A vos malts ! Prêts ? Partez...

Permettre aux brasseries et distilleries locales de s’approvisionner en malt bio local ? C’est le défi que s’est lancé Tiphaine et Jean Girardeau, gérants de la micro-malterie A vos Malts à Granges-lès-Beaumont.

A vos malts ! Prêts ? Partez...
« L’orge brassicole biologique est un produit à forte valeur ajoutée. De plus, il présente de nombreux intérêts dans la rotation des cultures et ne nécessite pas d’irrigation », indiquent Tiphaine et Jean Girardeau, gérants de la malterie A vos malts basée à Granges-lès-Beaumont.

« A vos malts ! Prêts ? Brassez ! ». A l’image d’un slogan bien connu, la malterie A vos Malts entend aller de l’avant. Toute jeune entreprise créée en juin 2020 à Granges-Les-Beaumont, la micro-malterie A vos malts a déjà tout d’une grande. A sa tête, Tiphaine et Jean Girardeau. Elle, sensible aux produits locaux et aux circuits courts, gérait un réseau de La Ruche qui dit oui. Lui, ingénieur de formation, était brasseur depuis 2012. Au fil de ses aventures professionnelles, le couple se rend compte que la majorité des bières biologiques locales se fait à partir de malt importé. En réalité, une grosse partie du marché du malt se trouve à l’étranger, principalement en Belgique et en Allemagne, où les prix sont généralement 50 % moins élevés. « Cela nous posait problème. Nous portions tous deux haut et fort l’intérêt des circuits courts, du produit local, sans avoir la possibilité de s’approvisionner à 100 % en malt français. Aujourd’hui, les brasseries n’utilisent que 10 à 15 % de malt local », regrette-t-il. 
Face à ce constat, l’envie d’aller plus loin se fait sentir. Avant de se lancer dans la création d’un site de production, le couple a longuement étudié la faisabilité du projet. Ils se sont renseignés sur les micro-malteries existantes en France, avant de s’envoler pour les Etats-Unis. « Ils ont cinq ans d’avance sur le marché de la bière artisanale », explique l’entrepreneur. Mieux encore, les Américains disposent d’une technologie intéressante : une malterie à tambour, un procédé inconnu en France, qui assure une qualité incontestable au malt.

Un procédé innovant

Depuis janvier, 250 tonnes de céréales ont été traitées à la malterie A vos Malts ( Crédit « A vos Malts »)

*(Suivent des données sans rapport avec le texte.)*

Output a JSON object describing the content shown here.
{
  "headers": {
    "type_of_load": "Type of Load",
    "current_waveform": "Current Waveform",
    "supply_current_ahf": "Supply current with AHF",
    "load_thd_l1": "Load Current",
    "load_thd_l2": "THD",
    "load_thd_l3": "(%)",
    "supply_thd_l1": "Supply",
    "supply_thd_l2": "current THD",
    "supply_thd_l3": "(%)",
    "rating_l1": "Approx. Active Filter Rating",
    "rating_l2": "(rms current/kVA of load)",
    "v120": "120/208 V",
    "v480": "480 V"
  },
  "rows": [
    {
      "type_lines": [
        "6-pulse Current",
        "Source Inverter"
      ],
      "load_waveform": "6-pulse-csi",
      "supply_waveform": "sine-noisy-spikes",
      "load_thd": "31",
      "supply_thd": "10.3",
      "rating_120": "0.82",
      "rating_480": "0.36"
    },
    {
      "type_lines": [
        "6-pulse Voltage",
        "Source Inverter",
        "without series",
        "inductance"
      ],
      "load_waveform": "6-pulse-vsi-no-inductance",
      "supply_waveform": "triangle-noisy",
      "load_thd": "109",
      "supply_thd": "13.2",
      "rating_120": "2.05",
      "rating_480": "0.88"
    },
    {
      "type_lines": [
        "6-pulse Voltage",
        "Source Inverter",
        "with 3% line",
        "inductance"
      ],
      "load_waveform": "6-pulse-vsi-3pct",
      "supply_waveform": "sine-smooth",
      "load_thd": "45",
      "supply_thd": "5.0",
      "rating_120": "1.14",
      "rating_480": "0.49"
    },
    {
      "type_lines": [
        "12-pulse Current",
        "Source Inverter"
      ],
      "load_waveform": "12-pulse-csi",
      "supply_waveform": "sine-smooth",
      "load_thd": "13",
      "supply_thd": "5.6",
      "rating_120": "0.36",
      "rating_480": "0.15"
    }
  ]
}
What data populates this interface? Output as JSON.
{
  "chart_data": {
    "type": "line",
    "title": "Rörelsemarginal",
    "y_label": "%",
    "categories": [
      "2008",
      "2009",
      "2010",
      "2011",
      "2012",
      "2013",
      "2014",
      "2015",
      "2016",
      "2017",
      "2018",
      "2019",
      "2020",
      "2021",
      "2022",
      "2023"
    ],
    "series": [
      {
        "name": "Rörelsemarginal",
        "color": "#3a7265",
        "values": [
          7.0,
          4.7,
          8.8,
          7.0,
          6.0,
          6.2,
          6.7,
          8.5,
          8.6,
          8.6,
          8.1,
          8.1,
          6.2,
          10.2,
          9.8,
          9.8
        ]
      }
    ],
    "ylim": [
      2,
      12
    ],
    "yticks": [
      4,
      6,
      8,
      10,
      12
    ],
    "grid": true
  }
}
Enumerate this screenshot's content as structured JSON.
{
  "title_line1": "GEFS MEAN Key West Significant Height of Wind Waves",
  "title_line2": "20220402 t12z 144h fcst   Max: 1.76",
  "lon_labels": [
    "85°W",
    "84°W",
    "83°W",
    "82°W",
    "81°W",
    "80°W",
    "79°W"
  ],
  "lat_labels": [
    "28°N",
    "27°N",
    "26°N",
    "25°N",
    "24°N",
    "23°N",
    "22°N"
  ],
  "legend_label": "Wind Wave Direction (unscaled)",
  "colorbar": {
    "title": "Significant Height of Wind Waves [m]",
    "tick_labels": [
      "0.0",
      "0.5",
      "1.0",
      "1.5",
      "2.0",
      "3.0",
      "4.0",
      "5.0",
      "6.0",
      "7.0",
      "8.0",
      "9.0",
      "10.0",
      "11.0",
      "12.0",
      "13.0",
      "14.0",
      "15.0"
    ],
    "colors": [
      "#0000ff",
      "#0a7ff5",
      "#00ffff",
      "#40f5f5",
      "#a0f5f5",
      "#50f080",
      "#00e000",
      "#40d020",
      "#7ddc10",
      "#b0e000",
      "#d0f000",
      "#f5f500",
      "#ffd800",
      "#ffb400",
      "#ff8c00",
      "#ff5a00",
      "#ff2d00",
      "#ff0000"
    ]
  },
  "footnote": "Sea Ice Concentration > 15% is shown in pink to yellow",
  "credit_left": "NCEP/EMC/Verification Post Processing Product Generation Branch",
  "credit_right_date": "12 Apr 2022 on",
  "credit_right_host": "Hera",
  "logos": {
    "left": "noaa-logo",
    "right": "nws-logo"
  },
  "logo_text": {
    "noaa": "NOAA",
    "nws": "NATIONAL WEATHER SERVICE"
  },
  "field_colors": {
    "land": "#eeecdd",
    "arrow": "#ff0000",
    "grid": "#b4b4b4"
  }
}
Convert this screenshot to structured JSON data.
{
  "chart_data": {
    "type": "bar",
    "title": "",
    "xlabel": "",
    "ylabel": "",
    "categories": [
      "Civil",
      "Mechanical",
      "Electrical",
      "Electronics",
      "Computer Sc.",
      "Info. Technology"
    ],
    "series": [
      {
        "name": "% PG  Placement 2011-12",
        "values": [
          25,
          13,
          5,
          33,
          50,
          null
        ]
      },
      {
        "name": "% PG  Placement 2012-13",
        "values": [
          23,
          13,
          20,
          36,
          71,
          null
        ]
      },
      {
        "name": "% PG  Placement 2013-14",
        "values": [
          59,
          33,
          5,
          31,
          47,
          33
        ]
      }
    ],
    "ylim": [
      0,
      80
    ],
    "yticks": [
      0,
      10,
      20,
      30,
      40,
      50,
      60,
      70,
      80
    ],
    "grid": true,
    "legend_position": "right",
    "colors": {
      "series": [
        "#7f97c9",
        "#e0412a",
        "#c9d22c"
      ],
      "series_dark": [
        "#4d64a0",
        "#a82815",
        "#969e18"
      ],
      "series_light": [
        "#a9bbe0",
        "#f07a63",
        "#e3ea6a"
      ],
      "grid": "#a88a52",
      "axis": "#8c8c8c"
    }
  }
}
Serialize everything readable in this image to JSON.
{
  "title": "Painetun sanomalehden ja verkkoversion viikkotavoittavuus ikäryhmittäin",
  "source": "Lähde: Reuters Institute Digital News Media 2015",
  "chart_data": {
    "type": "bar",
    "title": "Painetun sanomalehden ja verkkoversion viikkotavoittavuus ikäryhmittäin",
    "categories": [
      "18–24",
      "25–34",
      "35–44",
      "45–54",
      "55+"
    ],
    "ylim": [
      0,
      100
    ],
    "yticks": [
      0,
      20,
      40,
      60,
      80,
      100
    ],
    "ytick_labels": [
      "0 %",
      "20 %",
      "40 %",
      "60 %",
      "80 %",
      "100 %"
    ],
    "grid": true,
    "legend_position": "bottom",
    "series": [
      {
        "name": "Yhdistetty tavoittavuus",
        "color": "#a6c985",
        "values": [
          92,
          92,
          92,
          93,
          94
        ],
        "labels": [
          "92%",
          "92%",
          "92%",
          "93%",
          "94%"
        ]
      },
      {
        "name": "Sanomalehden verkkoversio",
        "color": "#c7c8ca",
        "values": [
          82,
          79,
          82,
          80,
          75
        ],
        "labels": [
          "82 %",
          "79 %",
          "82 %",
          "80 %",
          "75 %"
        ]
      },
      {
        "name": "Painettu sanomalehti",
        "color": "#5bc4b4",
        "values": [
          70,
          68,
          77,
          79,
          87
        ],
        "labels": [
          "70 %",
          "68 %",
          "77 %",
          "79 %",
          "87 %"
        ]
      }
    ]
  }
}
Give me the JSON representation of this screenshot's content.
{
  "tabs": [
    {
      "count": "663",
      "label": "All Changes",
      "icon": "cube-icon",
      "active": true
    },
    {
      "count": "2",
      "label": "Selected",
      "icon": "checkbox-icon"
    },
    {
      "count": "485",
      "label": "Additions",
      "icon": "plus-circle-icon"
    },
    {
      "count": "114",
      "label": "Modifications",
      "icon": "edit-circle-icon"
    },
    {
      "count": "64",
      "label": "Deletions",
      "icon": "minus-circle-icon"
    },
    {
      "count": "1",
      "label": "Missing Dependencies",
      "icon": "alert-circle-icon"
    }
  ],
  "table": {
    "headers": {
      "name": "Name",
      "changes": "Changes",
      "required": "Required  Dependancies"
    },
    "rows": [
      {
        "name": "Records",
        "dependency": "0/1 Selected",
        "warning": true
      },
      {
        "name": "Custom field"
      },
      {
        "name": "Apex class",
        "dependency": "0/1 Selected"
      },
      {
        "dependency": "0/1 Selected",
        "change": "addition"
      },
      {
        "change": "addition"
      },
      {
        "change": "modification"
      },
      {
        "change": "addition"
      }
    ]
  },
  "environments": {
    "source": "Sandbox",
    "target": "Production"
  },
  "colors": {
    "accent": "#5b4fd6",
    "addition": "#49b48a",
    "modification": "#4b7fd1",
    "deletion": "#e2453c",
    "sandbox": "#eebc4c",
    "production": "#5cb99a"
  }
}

Après avoir réuni toutes ses économies dans ce projet - plus d’un million d’euros d’investissement -, le couple est devenu locataire d’un bâtiment de près de 2 000 m² à Granges-lès-Beaumont en juin 2020. Il reçoit la cuve en inox de 18 tonnes - aux normes agroalimentaires -, pouvant accueillir jusqu’à 10 tonnes de céréales. L’aventure commence réellement en janvier 2021, avec la première mise en service de ce tambour géant, permettant de réaliser les étapes délicates du processus de maltage : la germination et le touraillage. « Depuis le démarrage, nous avons traité plus de 250 tonnes de céréales, soit une production de 200 tonnes de malt », se réjouit Jean Girardeau. Aujourd’hui, le chef d’entreprise travaille avec une trentaine de brasseries. « Il y en a autant sur liste d’attente ! ». 
Pour cette première année, une trentaine d’agriculteurs bio lui a fait confiance. Mais ce n’est pas suffisant pour répondre à la demande et rendre l’entreprise rentable. « L’orge brassicole biologique est un produit à forte valeur ajoutée. De plus, il présente de nombreux intérêts dans la rotation des cultures et ne nécessite pas d’irrigation », indique-t-il. L’entreprise lance ainsi un appel aux agriculteurs désireux de s’engager dans une filière qui ne demande qu’à se développer. « Nous recherchons 700 tonnes d'orge pour l'été prochain, en priorité d'Auvergne-Rhône-Alpes, mais aussi de Provence-Alpes-Côte d'Azur et Bourgogne-Franche-Comté », annonce Jean Girardeau.

Devenir une référence en la matière

 La malterie est équipée d’une cuve en inox de 18 tonnes, pouvant accueillir jusqu’à 10 tonnes de céréales. D’ici février 2022, les gérants souhaitent installer deux tambours supplémentaires. Crédit « A vos Malts »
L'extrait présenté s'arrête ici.